Pada kesempatan ini, penulis ingin mengucapkan terima kasih yang sebesar-
besarnya kepada semua pihak yang telah banyak memberikan bimbingan kepada
penulis.
1. Dr. Ester Sampe, Sp.S, selaku Ketua SMF Ilmu Penyakit Saraf RSUP
NTB.
2. Dr. Ilsa Hunaifi, Sp.S, selaku supervisor dan pembimbing.
3. Dr. Wayan Subagiartha, Sp.S selaku Supervisor.
4. Dr. Herpan Syafi’i Harahap, M.Biomed., Sp.S, selaku supervisor.
Penulis menyadari bahwa dalam penulisan laporan kasus ini masih banyak
kekurangan.

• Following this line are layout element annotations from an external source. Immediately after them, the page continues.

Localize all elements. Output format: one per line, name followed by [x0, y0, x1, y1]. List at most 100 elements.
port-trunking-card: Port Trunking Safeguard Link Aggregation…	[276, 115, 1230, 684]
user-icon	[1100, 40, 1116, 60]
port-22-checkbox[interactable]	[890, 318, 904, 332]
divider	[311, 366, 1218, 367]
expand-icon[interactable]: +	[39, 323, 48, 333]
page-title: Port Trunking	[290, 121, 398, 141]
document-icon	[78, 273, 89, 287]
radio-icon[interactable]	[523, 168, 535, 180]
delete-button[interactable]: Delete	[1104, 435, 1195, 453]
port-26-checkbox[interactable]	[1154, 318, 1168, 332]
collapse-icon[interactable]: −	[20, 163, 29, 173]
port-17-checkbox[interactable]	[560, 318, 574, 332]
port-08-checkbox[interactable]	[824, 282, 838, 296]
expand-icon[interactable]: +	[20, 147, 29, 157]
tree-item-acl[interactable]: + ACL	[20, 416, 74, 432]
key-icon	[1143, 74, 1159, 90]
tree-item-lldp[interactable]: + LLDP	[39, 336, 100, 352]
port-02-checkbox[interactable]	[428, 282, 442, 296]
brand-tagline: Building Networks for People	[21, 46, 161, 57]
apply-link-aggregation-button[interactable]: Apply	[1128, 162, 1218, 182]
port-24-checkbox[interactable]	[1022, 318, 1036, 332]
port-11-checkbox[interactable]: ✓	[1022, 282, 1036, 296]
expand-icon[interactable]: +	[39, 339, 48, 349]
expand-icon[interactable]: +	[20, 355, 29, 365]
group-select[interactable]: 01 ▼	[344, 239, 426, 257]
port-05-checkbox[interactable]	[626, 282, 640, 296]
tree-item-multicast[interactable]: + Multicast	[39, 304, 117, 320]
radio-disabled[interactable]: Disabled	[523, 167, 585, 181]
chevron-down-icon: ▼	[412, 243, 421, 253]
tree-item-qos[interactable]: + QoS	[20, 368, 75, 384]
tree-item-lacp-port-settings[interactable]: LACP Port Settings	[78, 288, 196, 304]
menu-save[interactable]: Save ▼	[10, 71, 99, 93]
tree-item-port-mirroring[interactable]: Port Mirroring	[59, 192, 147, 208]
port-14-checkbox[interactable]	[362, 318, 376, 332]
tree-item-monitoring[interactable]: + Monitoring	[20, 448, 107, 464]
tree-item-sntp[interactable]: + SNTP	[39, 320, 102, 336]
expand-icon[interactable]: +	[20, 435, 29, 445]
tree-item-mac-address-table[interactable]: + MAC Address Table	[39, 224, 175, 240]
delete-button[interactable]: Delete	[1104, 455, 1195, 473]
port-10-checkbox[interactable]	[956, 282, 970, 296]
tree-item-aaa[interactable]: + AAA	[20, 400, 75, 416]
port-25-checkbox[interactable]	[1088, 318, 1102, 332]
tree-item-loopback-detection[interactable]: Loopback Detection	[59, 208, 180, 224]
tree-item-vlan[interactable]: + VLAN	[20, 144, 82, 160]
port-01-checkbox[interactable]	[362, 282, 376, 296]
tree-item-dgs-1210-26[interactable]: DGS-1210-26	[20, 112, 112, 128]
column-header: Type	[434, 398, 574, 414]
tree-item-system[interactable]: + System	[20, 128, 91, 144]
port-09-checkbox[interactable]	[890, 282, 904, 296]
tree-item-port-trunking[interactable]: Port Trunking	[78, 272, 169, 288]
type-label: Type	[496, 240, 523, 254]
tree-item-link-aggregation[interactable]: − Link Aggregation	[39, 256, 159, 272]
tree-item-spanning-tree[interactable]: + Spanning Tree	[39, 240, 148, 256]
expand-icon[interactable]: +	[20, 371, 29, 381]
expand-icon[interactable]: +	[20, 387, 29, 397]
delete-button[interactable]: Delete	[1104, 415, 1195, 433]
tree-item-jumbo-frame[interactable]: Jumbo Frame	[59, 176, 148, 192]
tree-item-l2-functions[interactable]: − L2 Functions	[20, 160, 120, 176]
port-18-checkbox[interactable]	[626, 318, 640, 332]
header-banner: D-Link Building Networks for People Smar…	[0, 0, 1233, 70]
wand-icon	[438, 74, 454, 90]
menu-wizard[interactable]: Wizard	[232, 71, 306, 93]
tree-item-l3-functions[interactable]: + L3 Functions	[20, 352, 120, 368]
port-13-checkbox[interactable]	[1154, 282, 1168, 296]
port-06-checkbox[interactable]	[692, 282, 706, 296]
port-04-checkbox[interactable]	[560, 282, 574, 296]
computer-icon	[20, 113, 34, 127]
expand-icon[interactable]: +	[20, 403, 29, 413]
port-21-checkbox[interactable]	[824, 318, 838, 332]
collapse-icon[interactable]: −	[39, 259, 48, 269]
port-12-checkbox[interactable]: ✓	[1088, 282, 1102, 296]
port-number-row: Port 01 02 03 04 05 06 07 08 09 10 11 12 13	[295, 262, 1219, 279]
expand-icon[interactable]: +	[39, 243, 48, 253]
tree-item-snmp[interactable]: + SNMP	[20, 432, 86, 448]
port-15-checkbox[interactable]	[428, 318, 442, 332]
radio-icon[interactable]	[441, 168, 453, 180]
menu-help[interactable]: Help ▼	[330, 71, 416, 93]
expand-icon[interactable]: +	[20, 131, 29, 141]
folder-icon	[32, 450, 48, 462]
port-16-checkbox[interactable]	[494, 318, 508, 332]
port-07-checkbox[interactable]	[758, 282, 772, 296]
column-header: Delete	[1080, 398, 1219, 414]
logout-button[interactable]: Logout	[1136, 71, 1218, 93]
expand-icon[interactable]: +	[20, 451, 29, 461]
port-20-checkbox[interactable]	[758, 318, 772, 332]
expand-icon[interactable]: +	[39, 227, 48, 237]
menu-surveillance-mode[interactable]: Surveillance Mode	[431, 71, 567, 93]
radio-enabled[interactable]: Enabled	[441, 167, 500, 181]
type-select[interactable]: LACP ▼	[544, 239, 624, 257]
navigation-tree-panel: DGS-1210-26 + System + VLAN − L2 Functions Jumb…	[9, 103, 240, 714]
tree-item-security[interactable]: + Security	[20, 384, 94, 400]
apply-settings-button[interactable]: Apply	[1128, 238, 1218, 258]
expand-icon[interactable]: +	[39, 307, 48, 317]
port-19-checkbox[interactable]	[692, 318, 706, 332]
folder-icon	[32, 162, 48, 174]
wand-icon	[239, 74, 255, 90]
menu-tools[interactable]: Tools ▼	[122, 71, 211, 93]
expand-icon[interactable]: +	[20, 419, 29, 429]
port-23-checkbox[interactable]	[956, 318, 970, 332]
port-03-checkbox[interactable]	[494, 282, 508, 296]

Oleh karena itu, kritik dan saran yang bersifat membangun sangat
penulis harapkan demi kesempurnaan laporan kasus ini. Semoga laporan kasus ini
dapat memberikan manfaat dan tambahan pengetahuan khususnya kepada penulis
dan kepada pembaca dalam menjalankan praktek sehari-hari sebagai dokter.
Terima kasih.

Mataram, 8 Maret 2016

Penulis

BAB I

PENDAHULUAN

1
Gangguan yang sering mengenai nervus medianus adalah neuropati tekanan
(entrapment neuropathy). Di pergelangan tangan nervus medianus berjalan
melalui terowongan karpal dan menginnervasi kulit telapak tangan dan punggung
tangan di daerah ibu jari, telunjuk, jari tengah dan setengah sisi radial jari manis.
Pada saat berjalan melalui terowongan inilah nervus medianus paling sering
mengalami tekanan yang menyebabkan terjadinya neuropati tekanan yang dikenal
dengan istilah sindrom terowongan karpal (carpal tunnel syndrome). Sindrom
terowongan karpal (STK) adalah kerusakan dari nervus medianus yang terjadi di
dalam terowongan karpal di pergelangan tangan, yang dapat menyempit di tempat
yang dilalui nervus medianus di bawah ligamentum tranversum karpale (fleksor
retinakulum)1.

Angka kejadian sindrom terowongan karpal di Amerika Serikat diperkirakan


sekitar 1-3 kasus per 1.000 orang setiap tahunnya dengan prevalensi sekitar 50
kasus dari 1.000 orang pada populasi umum. National Health Interview Study
(NIHS) memperkirakan bahwa prevalensi sindrom terowongan karpal pada
populasi dewasa adalah sebesar 1.55% (2,6 juta). STK lebih sering mengenai
wanita daripada pria dengan usia berkisar 25 – 64 tahun, prevalensi tertinggi pada
wanita usia > 55 tahun, biasanya antara 40 – 60 tahun. Prevalensi STK dalam
populasi umum diperkirakan 5% terjadi pada wanita dan 0,6% terjadi pada laki-
laki STK adalah jenis neuropati tekanan yang paling sering ditemui. Sindroma
tersebut unilateral pada 42% kasus (29% kanan, 13% kiri) dan 58% bilateral2,3.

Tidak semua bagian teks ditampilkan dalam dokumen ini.